En juin 2008, Vaclav Havel et d’autres représentants éminents issus des rangs de la droite et de l’anti-communisme ont défendu la Déclaration de Prague qui fut adoubée par l’Union européenne, et qui insistait sur l’idée de mettre sur le même plan nazisme et communisme, étendant une condamnation qui se voulait définitive.
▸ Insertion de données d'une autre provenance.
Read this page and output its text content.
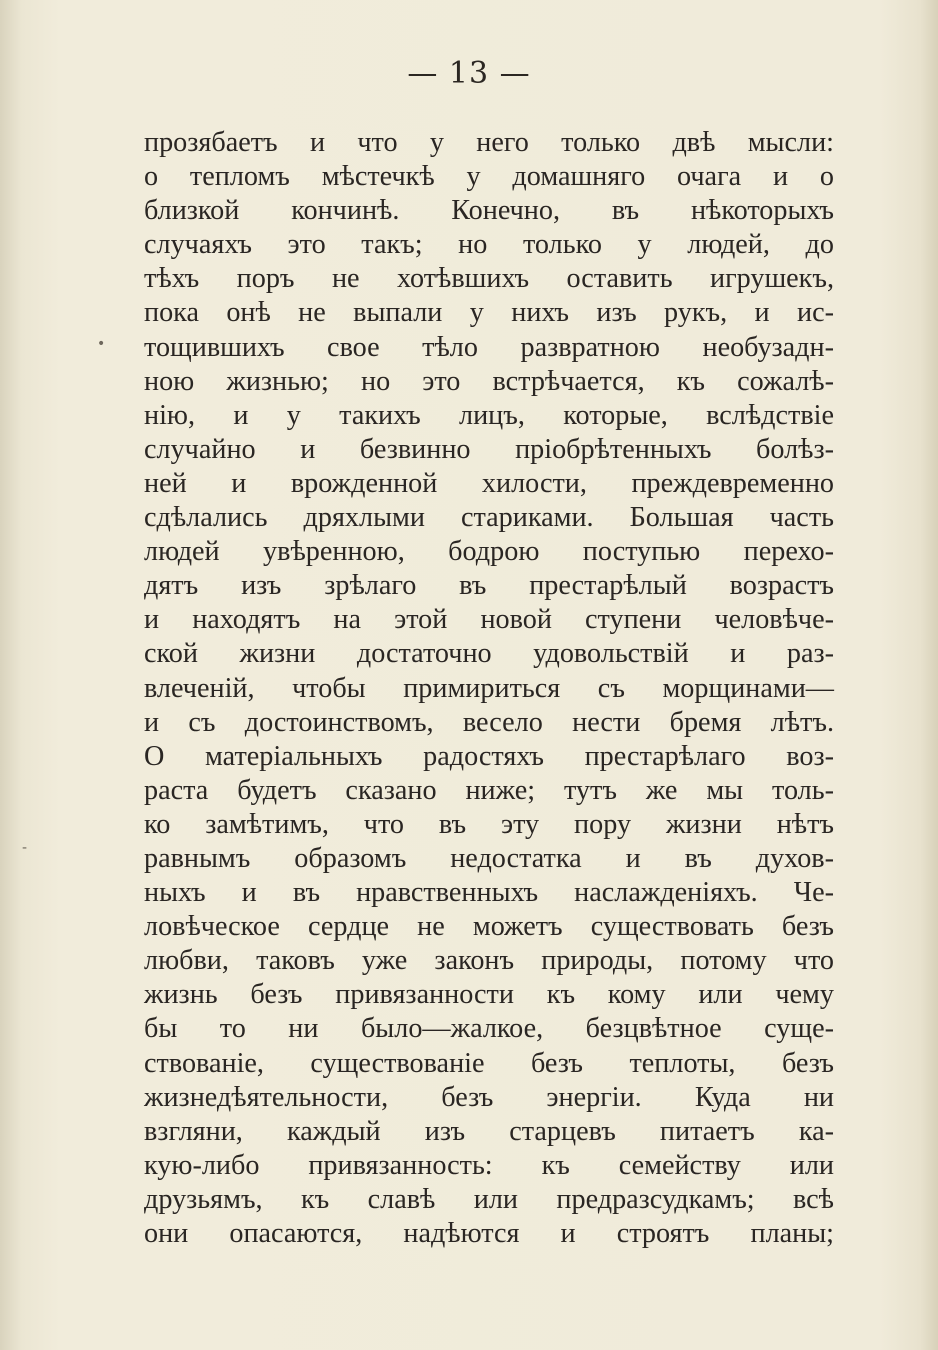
— 13 —
•
‐
прозябаетъ и что у него только двѣ мысли:
о тепломъ мѣстечкѣ у домашняго очага и о
близкой кончинѣ. Конечно, въ нѣкоторыхъ
случаяхъ это такъ; но только у людей, до
тѣхъ поръ не хотѣвшихъ оставить игрушекъ,
пока онѣ не выпали у нихъ изъ рукъ, и ис-
тощившихъ свое тѣло развратною необузадн-
ною жизнью; но это встрѣчается, къ сожалѣ-
нію, и у такихъ лицъ, которые, вслѣдствіе
случайно и безвинно пріобрѣтенныхъ болѣз-
ней и врожденной хилости, преждевременно
сдѣлались дряхлыми стариками. Большая часть
людей увѣренною, бодрою поступью перехо-
дятъ изъ зрѣлаго въ престарѣлый возрастъ
и находятъ на этой новой ступени человѣче-
ской жизни достаточно удовольствій и раз-
влеченій, чтобы примириться съ морщинами—
и съ достоинствомъ, весело нести бремя лѣтъ.
О матеріальныхъ радостяхъ престарѣлаго воз-
раста будетъ сказано ниже; тутъ же мы толь-
ко замѣтимъ, что въ эту пору жизни нѣтъ
равнымъ образомъ недостатка и въ духов-
ныхъ и въ нравственныхъ наслажденіяхъ. Че-
ловѣческое сердце не можетъ существовать безъ
любви, таковъ уже законъ природы, потому что
жизнь безъ привязанности къ кому или чему
бы то ни было—жалкое, безцвѣтное суще-
ствованіе, существованіе безъ теплоты, безъ
жизнедѣятельности, безъ энергіи. Куда ни
взгляни, каждый изъ старцевъ питаетъ ка-
кую-либо привязанность: къ семейству или
друзьямъ, къ славѣ или предразсудкамъ; всѣ
они опасаются, надѣются и строятъ планы;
Au-delà du manque de rigueur de tels déclarations et du recours aux mensonges les plus grossiers des pamphlétaires conservateurs, qui ignorent à dessein le lien évident entre le nazisme, le fascisme et le système capitaliste, l’idée n’est pas neuve et, en réalité, elle a des précédents dans la propagande américaine durant les années de guerre froide et, plus récemment, dans la politique des gouvernements des pays baltes, dont l’identité nationaliste actuelle conserve une filiation évidente avec le nationalisme fasciste, complice de l’Allemagne de Hitler pendant la seconde guerre mondiale, même si on cherche aujourd’hui à cacher ces liens.
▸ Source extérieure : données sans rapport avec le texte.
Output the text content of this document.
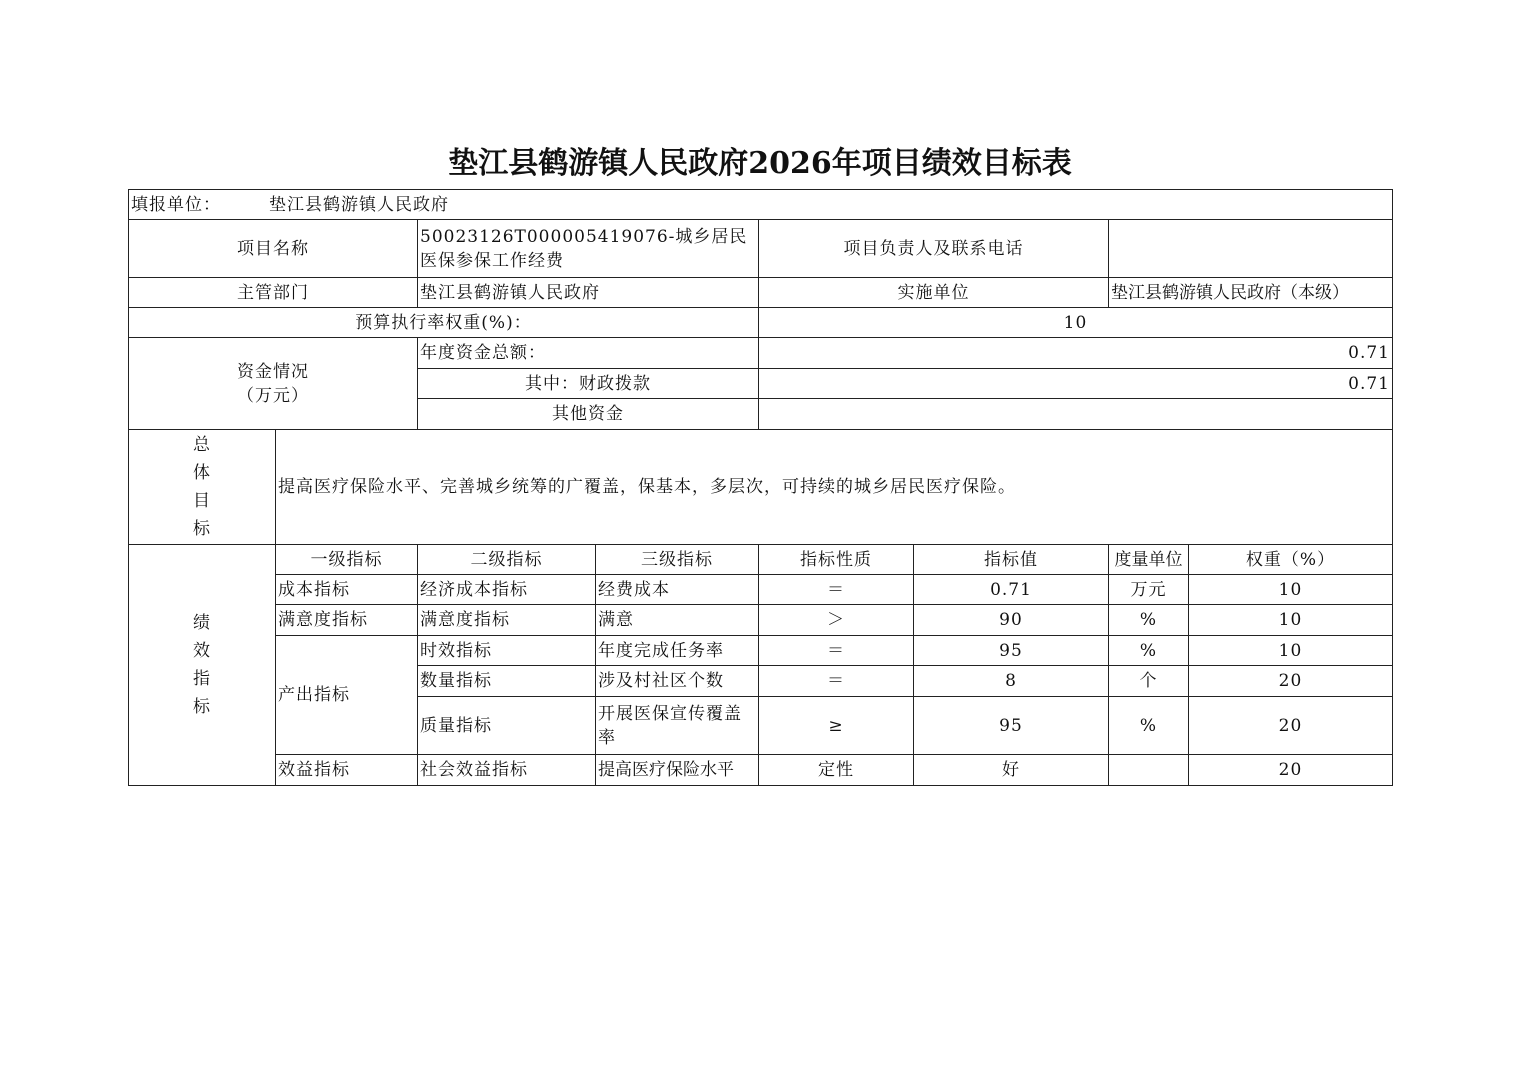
垫江县鹤游镇人民政府2026年项目绩效目标表
填报单位： 垫江县鹤游镇人民政府							
项目名称		50023126T000005419076-城乡居民医保参保工作经费		项目负责人及联系电话			
主管部门		垫江县鹤游镇人民政府		实施单位		垫江县鹤游镇人民政府（本级）	
预算执行率权重(%)：				10			

资金情况
（万元）		年度资金总额：		0.71			
		其中：财政拨款		0.71			
		其他资金					

总
体
目
标	提高医疗保险水平、完善城乡统筹的广覆盖，保基本，多层次，可持续的城乡居民医疗保险。						

绩
效
指
标	一级指标	二级指标	三级指标	指标性质	指标值	度量单位	权重（%）
	成本指标	经济成本指标	经费成本	＝	0.71	万元	10
	满意度指标	满意度指标	满意	＞	90	%	10
	产出指标	时效指标	年度完成任务率	＝	95	%	10
		数量指标	涉及村社区个数	＝	8	个	20
		质量指标	开展医保宣传覆盖率	≥	95	%	20
	效益指标	社会效益指标	提高医疗保险水平	定性	好		20
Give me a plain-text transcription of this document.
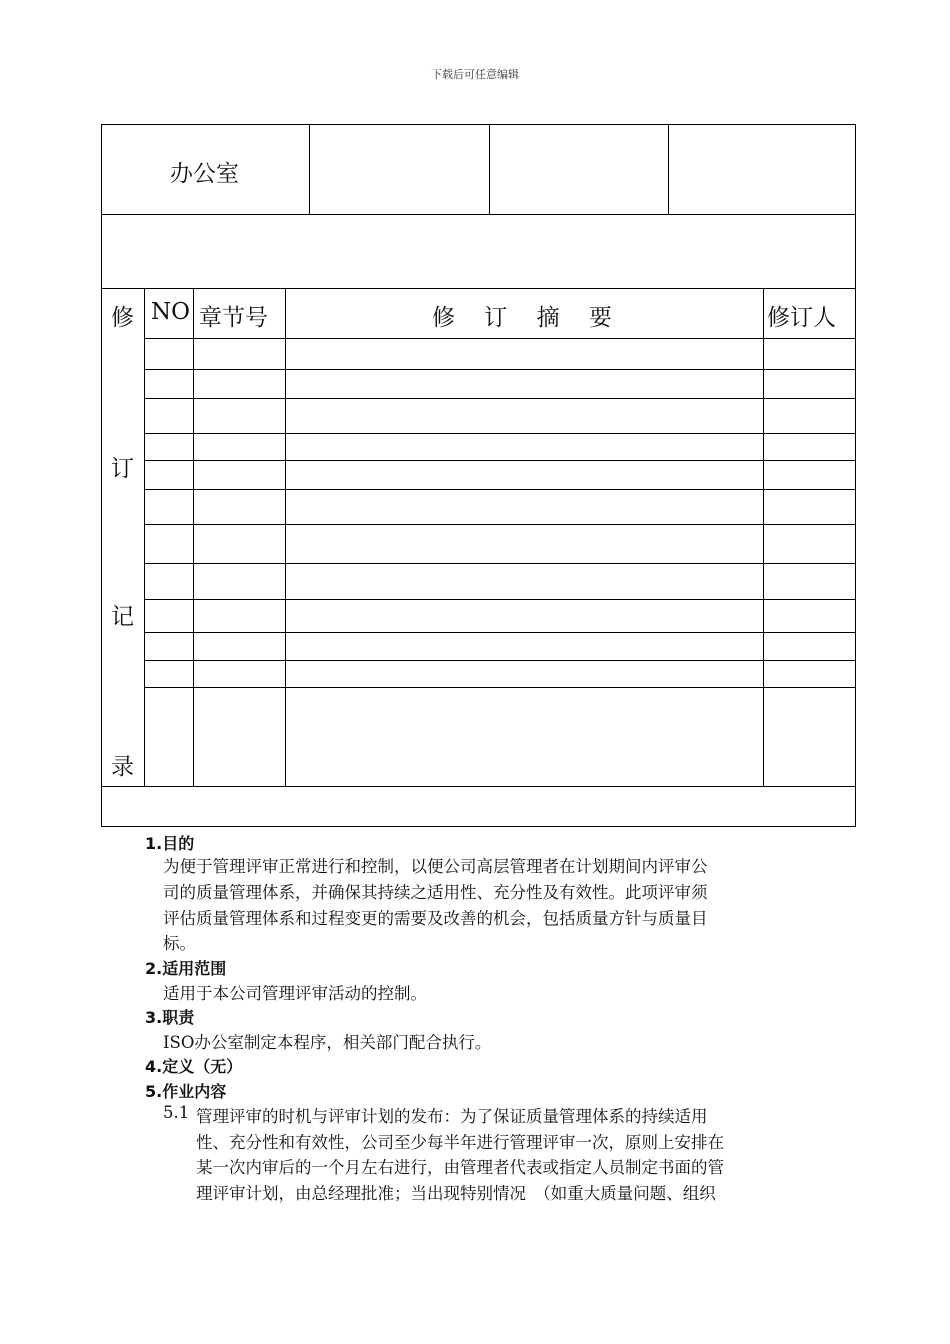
下载后可任意编辑
办公室
修
订
记
录
NO 章节号	修 订 摘 要	修订人
1.目的
为便于管理评审正常进行和控制，以便公司高层管理者在计划期间内评审公
司的质量管理体系，并确保其持续之适用性、充分性及有效性。此项评审须
评估质量管理体系和过程变更的需要及改善的机会，包括质量方针与质量目
标。
2.适用范围
适用于本公司管理评审活动的控制。
3.职责
ISO办公室制定本程序，相关部门配合执行。
4.定义（无）
5.作业内容
5.1 管理评审的时机与评审计划的发布：为了保证质量管理体系的持续适用
性、充分性和有效性，公司至少每半年进行管理评审一次，原则上安排在
某一次内审后的一个月左右进行，由管理者代表或指定人员制定书面的管
理评审计划，由总经理批准；当出现特别情况　（如重大质量问题、组织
Cette initiative de Havel (qui a été soutenue par plusieurs chambres législatives, comme en Bulgarie et au parlement Européen même, en 2009), et d’autres du même types ont donné un nouvel élan au révisionnisme historique en Europe, mettant l’accent sur la condamnation du communisme et rendant possible la réapparition des spectres du passé nazi de l’Europe, dans une folle course qui voit dans les pays Baltes ses principaux protagonistes et diffuseurs. Car, en dépit de cette équivalence trompeuse, la vérité est que les communistes sont les seuls à être poursuivis en Europe aujourd’hui, tandis que les vétérans nazis et fascistes et leurs partisans sont soutenus par les gouvernements baltes ainsi que d’autres pays, tolérant leurs activités. Parmi de nombreuses dénonciations, celle d’Efraim Zuroff, historien d’origine nord-américaine qui dirige le Centre Simon Wiesenthal, a publié en 2010 un article dans The Guardian, où il attirait l’attention sur le développement des activités nazis en Lettonie et en Lituanie et sur les mots d’ordre contre les juifs qui voyageaient dans ces pays, comme si 70 ans ne s’étaient pas écoulés depuis la fin de la guerre. Zuroff a également dénoncé l’immobilisme de l’Union européenne vis-à-vis de l’activité des nazis. Il n’y a pas à s’en étonner, puisque tandis que les institutions européens n’ont pas lésiné sur les moyens (trahissant les convictions démocratiques affirmées) pour arrêter les dirigeants communistes ou tenter d’interdire certains partis communistes, ils ont observé stoïquement la glorification du nazisme qui se produit dans les confins de l’Union européenne.